Whenever current flows into a conductor the conductor generates magnetic flux and thereby magnetic field. Here it is shown how to derive Inductance formula of a Solenoid. Solenoid is a structure made by twisting a wire conductor in spiral form. Inductors used in circuits are solenoids.

Flowing picture shows a magnetic flux or magnetic field generated when current flows in a solenoid(inductor) with air as core.

Let the current flowing in the solenoid be I.

### 1.Determine Magnetic Flux Density(B)

Consider the section of the above solenoid as shown below. Consider the rectangular loop with length l and width w.

In the above diagram the field B is perpendicular to ds along the side 2,3 and 4 in the loop. Therefore we have,

$$\oint \vec{B} \cdot d\vec{s} = B l$$   ------------->(1)

From Ampere law we have,

$$\oint \vec{B} \cdot d\vec{s} = \mu_0 N I$$     ----------------->(2)

where N is the number of turns in the length l.

From (1) and (2) we have,

$$B l = \mu_0 N I$$     ----------------->(3)

or,

$$B = \frac{\mu_0 N I}{l}$$     ----------------->(4)

### 2. Determine Magnetic Flux ($$\phi$$)

By definition the magnetic flux $$\phi$$ is given by,

$$\phi = B A$$   --------------->(5)

where A is cross sectional area

Using (3) in (4),

$$\phi = \frac{\mu_0 N I A}{l}$$   --------------->(6)

### 3. Find Inductance(L)

After determining the magnetic flux we need to derive relation between inductance and magnetic flux. This is found using two equation for induced emf. The induced emf is given by the Faraday law.

$$\mathcal{E} = -N \frac{d\phi}{dt}$$   --------------->(7)

But also  we know that the induced emf depends upon the rate of change of current in the circuit. So,

$$\mathcal{E} = - L \frac{dI}{dt}$$   --------------->(8)

where L is a constant called inductance of the loop.

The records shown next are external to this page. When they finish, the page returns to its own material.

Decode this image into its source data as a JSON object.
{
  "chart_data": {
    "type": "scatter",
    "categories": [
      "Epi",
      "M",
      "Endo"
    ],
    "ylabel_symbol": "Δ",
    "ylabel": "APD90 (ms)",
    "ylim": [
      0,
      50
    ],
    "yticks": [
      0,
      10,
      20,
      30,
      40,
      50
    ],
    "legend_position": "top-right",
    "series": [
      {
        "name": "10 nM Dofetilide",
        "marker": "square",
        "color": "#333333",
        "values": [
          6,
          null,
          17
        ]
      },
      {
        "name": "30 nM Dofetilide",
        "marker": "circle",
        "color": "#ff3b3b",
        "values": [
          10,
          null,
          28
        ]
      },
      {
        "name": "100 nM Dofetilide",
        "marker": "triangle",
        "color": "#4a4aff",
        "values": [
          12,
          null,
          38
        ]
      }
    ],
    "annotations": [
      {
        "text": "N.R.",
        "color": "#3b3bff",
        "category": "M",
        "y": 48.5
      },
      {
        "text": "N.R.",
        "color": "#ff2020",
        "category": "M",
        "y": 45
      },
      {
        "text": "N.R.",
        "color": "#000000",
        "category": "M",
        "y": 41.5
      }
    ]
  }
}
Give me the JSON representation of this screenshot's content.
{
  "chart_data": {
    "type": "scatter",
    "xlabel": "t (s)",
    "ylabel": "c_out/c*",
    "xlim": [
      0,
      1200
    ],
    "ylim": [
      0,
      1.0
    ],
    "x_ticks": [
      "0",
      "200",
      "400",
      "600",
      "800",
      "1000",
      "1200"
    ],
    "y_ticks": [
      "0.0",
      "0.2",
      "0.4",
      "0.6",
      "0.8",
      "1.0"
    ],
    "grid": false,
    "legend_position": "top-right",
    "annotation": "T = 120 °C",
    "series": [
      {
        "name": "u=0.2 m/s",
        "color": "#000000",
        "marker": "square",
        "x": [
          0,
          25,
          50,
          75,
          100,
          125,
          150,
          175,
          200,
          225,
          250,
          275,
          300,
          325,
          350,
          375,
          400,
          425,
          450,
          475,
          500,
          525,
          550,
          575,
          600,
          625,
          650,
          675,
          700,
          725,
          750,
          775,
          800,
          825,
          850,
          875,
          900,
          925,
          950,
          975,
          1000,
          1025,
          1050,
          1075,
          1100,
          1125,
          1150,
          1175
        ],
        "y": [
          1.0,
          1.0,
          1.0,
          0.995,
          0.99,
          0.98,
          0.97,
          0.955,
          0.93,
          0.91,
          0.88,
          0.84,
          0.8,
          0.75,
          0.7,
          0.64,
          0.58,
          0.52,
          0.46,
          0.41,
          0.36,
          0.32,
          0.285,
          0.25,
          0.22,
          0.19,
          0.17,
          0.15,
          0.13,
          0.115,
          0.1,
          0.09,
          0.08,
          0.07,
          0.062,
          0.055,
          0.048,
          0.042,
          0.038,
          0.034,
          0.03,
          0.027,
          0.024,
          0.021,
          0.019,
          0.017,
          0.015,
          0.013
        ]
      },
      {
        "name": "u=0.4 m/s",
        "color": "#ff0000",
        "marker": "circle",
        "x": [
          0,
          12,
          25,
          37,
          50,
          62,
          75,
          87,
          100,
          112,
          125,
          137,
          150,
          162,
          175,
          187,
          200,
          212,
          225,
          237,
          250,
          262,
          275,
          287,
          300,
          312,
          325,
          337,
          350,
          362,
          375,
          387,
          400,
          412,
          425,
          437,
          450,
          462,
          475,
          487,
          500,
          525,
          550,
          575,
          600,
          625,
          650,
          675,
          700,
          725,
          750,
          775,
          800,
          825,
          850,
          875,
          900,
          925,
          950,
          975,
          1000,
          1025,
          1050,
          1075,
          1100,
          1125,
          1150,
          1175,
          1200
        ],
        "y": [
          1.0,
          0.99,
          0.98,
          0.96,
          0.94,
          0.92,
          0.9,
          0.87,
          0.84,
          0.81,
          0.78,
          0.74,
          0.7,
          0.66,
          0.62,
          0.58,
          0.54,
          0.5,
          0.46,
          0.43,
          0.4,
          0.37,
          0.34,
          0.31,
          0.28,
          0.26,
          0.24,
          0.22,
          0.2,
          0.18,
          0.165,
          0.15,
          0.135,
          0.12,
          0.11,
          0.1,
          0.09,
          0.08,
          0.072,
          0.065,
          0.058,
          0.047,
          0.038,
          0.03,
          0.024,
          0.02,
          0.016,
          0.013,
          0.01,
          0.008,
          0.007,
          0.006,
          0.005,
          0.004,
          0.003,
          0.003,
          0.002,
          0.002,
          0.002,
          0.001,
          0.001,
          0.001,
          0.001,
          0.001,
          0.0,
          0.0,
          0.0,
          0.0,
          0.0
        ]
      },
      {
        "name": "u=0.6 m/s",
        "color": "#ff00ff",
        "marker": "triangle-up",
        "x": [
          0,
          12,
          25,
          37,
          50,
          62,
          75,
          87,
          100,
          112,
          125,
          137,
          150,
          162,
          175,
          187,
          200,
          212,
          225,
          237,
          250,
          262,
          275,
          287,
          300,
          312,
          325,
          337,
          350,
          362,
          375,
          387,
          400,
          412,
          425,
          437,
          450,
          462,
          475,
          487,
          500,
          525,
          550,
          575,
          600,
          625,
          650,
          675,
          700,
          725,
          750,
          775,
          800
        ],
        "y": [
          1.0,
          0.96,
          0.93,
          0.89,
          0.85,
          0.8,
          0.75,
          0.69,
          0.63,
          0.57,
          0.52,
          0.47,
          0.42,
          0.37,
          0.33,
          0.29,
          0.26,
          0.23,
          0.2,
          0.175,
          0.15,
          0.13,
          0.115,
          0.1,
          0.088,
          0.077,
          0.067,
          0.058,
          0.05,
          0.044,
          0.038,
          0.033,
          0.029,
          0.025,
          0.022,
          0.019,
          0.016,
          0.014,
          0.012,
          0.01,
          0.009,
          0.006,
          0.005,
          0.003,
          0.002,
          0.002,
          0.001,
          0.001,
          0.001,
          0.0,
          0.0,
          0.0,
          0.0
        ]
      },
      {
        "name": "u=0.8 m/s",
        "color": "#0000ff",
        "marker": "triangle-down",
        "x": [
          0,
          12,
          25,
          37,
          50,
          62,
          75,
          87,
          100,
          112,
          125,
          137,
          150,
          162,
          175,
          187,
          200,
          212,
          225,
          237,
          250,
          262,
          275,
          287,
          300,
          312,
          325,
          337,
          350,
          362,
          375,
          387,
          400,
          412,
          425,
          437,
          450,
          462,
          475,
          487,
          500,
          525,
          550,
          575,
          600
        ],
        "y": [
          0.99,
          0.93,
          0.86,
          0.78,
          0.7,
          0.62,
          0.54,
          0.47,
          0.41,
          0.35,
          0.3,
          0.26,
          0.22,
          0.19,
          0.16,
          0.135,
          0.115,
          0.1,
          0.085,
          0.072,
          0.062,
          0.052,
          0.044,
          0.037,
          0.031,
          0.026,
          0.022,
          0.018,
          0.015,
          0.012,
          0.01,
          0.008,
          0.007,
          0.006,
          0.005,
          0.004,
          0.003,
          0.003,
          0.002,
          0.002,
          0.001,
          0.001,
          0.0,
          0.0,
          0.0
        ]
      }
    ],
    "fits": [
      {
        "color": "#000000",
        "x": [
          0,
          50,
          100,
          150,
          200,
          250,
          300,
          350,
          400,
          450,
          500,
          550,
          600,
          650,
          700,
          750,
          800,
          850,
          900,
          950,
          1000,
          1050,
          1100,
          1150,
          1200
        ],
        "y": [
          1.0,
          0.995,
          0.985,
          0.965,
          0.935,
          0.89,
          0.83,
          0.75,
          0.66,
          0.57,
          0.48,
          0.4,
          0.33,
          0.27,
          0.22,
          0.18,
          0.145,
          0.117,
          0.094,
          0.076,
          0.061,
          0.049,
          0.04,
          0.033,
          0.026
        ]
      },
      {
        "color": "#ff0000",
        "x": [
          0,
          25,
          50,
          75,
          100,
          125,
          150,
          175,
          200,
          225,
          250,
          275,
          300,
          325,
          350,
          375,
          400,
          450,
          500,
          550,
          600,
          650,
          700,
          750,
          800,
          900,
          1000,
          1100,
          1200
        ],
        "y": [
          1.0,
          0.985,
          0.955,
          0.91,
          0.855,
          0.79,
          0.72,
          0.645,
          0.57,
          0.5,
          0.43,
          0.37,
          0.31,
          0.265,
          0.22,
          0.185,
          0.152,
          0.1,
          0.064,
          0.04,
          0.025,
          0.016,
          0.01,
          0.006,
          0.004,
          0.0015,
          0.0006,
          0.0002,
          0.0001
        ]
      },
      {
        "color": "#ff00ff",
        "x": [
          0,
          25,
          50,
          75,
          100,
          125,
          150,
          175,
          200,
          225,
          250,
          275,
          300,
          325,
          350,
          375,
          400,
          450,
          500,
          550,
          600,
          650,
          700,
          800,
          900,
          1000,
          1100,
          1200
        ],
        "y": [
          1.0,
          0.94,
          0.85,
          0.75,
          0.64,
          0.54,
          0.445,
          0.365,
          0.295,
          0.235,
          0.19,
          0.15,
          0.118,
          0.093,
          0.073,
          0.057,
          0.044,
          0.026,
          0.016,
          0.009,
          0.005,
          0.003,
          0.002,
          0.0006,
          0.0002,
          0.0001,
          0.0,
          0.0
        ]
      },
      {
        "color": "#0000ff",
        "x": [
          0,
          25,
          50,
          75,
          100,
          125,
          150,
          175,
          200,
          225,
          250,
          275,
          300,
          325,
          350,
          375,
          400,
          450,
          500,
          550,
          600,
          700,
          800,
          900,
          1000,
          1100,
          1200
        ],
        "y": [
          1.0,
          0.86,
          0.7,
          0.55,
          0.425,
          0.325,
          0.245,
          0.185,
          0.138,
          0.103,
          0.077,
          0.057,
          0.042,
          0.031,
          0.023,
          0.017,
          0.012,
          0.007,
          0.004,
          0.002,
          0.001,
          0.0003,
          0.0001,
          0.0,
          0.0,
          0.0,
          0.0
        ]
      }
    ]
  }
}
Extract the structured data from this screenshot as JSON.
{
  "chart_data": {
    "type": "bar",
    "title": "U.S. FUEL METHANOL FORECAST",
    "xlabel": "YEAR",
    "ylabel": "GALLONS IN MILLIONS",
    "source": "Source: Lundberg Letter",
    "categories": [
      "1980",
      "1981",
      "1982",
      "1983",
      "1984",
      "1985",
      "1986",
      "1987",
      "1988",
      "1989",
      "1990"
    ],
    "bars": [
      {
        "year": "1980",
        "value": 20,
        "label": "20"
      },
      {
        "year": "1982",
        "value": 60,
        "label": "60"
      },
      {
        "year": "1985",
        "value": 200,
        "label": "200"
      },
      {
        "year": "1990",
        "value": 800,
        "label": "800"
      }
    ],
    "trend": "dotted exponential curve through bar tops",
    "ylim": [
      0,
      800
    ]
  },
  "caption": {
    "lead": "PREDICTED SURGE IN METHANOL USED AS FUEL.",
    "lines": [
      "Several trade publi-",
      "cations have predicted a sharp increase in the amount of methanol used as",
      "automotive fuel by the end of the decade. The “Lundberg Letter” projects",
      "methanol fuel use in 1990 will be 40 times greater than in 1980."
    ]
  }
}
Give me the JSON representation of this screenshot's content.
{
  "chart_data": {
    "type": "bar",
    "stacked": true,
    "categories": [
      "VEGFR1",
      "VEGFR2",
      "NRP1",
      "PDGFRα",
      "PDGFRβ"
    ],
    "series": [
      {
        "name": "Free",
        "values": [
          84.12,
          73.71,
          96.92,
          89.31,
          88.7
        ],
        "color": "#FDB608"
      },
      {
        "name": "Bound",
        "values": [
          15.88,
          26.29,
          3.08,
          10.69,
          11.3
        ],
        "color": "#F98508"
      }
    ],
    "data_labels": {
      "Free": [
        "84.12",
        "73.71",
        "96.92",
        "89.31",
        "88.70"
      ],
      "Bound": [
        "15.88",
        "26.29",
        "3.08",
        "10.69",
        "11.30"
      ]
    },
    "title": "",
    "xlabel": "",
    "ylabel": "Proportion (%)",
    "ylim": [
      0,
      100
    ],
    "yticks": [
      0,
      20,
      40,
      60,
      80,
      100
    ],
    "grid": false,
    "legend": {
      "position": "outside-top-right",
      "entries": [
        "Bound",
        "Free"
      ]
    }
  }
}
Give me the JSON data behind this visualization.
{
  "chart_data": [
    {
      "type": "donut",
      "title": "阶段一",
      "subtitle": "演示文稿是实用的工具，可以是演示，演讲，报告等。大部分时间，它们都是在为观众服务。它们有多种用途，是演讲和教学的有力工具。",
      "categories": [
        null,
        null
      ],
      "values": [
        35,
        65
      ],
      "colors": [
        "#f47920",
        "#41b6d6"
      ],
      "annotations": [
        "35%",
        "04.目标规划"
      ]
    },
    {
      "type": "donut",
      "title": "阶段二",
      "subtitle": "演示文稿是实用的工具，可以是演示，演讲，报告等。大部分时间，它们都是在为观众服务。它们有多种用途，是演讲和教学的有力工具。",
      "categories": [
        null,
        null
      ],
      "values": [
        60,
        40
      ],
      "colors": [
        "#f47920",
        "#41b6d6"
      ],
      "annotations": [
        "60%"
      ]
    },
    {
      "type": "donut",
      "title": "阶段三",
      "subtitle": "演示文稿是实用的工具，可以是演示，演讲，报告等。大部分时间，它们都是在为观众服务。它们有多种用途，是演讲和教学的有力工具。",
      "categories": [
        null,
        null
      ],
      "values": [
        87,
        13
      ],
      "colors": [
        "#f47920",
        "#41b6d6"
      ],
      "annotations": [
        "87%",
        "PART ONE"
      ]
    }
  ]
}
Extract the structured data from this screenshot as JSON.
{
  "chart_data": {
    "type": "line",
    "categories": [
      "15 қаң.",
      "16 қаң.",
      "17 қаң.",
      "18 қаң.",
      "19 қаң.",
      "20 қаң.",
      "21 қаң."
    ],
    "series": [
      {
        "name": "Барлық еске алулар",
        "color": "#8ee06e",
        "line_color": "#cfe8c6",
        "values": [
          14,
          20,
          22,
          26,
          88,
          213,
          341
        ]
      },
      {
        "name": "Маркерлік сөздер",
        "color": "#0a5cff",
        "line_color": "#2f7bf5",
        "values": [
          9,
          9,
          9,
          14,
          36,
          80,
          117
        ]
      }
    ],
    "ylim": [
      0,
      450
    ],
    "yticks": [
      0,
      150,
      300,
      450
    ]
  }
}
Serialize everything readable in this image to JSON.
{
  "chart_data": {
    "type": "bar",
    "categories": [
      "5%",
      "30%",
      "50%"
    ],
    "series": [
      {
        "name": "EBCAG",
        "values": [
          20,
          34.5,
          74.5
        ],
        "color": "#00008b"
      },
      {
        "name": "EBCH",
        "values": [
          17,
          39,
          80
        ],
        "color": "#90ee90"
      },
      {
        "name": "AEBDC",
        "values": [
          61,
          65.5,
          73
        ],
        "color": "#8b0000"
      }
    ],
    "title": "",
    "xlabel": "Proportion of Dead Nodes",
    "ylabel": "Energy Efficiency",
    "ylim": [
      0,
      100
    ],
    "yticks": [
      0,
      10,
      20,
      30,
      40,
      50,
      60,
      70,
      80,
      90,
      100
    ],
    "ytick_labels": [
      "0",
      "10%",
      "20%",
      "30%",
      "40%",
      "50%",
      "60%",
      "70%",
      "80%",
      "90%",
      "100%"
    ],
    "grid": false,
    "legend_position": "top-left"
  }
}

Therefore from (5) and (6) we have,

$$L \frac{dI}{dt} = - N \frac{d\phi}{dt}$$   --------------->(9)

Therefore,

$$L = \frac{N \phi}{I}$$   --------------->(10)

Using value of magnetic flux $$\phi$$ from (4) we get,

$$L = \frac{N^2 \mu_0 I A}{I l}$$   --------------->(11)

Thus the inductance is,

$L = \frac{\mu_0 N^2 A}{l} ------>(12)$